In a recent decision, McIver v. McIntyre, 2018 ABCA 151, the Alberta Court of Appeal upheld the trial judge’s decision which said there was no liability for a vehicle owner with respect to a motor vehicle accident involving the WCB. Before McIntyre, the Courts interpreted both the Traffic Safety Act and the Workers' Compensation Act to impose vicarious liability on the owner of a vehicle involved in a motor vehicle accident where the claim was brought by the WCB. The usual scenario involved a motor vehicle accident where a plaintiff, during the course of his employment, was injured in an accident caused by the negligence of a driver, also in the course of his employment. The negligent driver's employer rented or leased the vehicle from the owner. Since the negligent driver and his employer (who was the renter/lessee of the vehicle), were covered by WCB, they were immune from suit. As a result, when the plaintiff made a claim through the WCB for benefits, the action vested with the WCB and the WCB could only sue the owner of the vehicle. The Workers' Compensation Act provides statutory immunity for other entities covered by WCB. Thus, the owner, who in reality had nothing to do with the motor vehicle accident, was found liable.


Previous cases like Dempsey v. Bagley, 2016 ABQB 124, attributed 25% liability to the owner in the above fact scenario.
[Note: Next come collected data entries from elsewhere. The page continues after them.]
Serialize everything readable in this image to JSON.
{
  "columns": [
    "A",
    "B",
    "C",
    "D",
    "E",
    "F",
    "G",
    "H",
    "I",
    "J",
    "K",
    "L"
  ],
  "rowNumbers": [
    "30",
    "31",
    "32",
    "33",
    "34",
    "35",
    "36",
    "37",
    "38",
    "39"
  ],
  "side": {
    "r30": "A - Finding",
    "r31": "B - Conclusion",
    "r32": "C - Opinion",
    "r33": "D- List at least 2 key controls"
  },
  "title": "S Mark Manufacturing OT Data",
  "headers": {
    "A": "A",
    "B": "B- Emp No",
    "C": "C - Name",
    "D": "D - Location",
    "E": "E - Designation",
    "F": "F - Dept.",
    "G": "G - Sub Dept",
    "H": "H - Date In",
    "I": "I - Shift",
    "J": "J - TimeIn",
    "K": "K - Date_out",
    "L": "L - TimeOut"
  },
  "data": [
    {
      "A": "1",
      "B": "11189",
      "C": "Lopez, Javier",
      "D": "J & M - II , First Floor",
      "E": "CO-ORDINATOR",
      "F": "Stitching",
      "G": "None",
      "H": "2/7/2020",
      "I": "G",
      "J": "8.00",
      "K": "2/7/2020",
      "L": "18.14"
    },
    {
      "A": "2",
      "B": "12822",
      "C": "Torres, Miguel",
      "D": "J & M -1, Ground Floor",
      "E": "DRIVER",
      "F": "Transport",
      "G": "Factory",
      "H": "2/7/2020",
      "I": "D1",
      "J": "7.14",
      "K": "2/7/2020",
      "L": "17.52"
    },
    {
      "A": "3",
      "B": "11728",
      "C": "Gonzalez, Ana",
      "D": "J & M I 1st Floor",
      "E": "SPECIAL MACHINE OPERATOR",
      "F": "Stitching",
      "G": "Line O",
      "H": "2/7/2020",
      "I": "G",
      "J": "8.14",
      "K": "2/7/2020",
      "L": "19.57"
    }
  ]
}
However, in McIver, the owner was not held liable at all.


In McIver, the owner took his vehicle into a garage for repairs. He provided the garage and its employees with consent to drive the vehicle. One of the garage's employees took the vehicle for a test drive. As a result of the employee's negligence, a motor vehicle accident ensued, causing personal injury to the plaintiff (who was working at the time). The plaintiff made a claim to the WCB for benefits, and since the action vested in the WCB, a lawsuit was commenced only against the owner. The WCB was precluded from suing the garage or its employee since they were covered by WCB as well.


The trial judge examined the degree of control the owner of the vehicle had with respect to the motor vehicle accident. The Workers' Compensation Act was interpreted such that the Court would hold a defendant liable only for that portion of the damage or loss occasioned by the defendant's own fault. Whether the Court actually apportions loss to the defendant depends on the relative contributions to the loss. The trial judge found that the garage was 100% vicariously liable for its employee's negligence. The owner had no degree of control and was not at fault for the accident. The Court of Appeal upheld the trial judge's decision.
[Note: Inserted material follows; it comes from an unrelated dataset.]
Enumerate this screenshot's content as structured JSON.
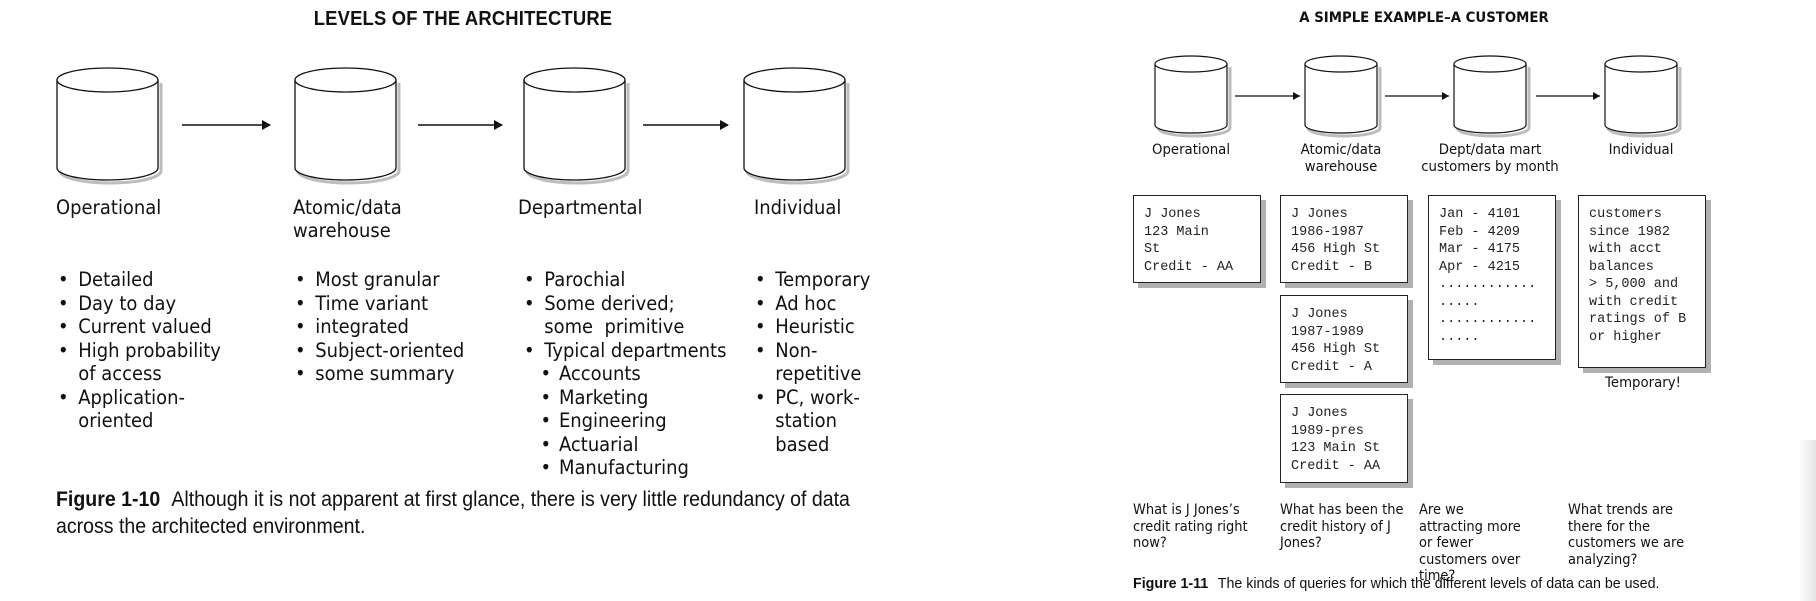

McIver appears to provide a practical approach to an apportionment of liability. The owner of a vehicle will typically be held vicariously liable for the actions of negligent drivers when consent has been provided. However, the Court of Appeal has qualified that rule of law to require an examination of the degree of control and actual contribution. Thus, according to McIver, an owner will not be at fault if there was no degree of control or contribution to the motor vehicle accident. What remains to be seen, however, is whether this applies to a scenario where a lease is involved. Our clients have typically leased vehicles to other entities whose employees then cause motor vehicle accidents through their negligence during the course of their employment. When the plaintiff is injured, while also during the course of their employment, they make a claim through the WCB and then the WCB brings a lawsuit only against the owner/lessor of the vehicle. They are precluded from bringing suit against the lessee or the employee as such claims are statute-barred by the Workers' Compensation Act. Thus, we will see how McIver is interpreted by the Courts when a similar situation arises involving a lease. Will liability be apportioned like McIver (0%), or like Dempsey (25%), or something in between? Only time will tell.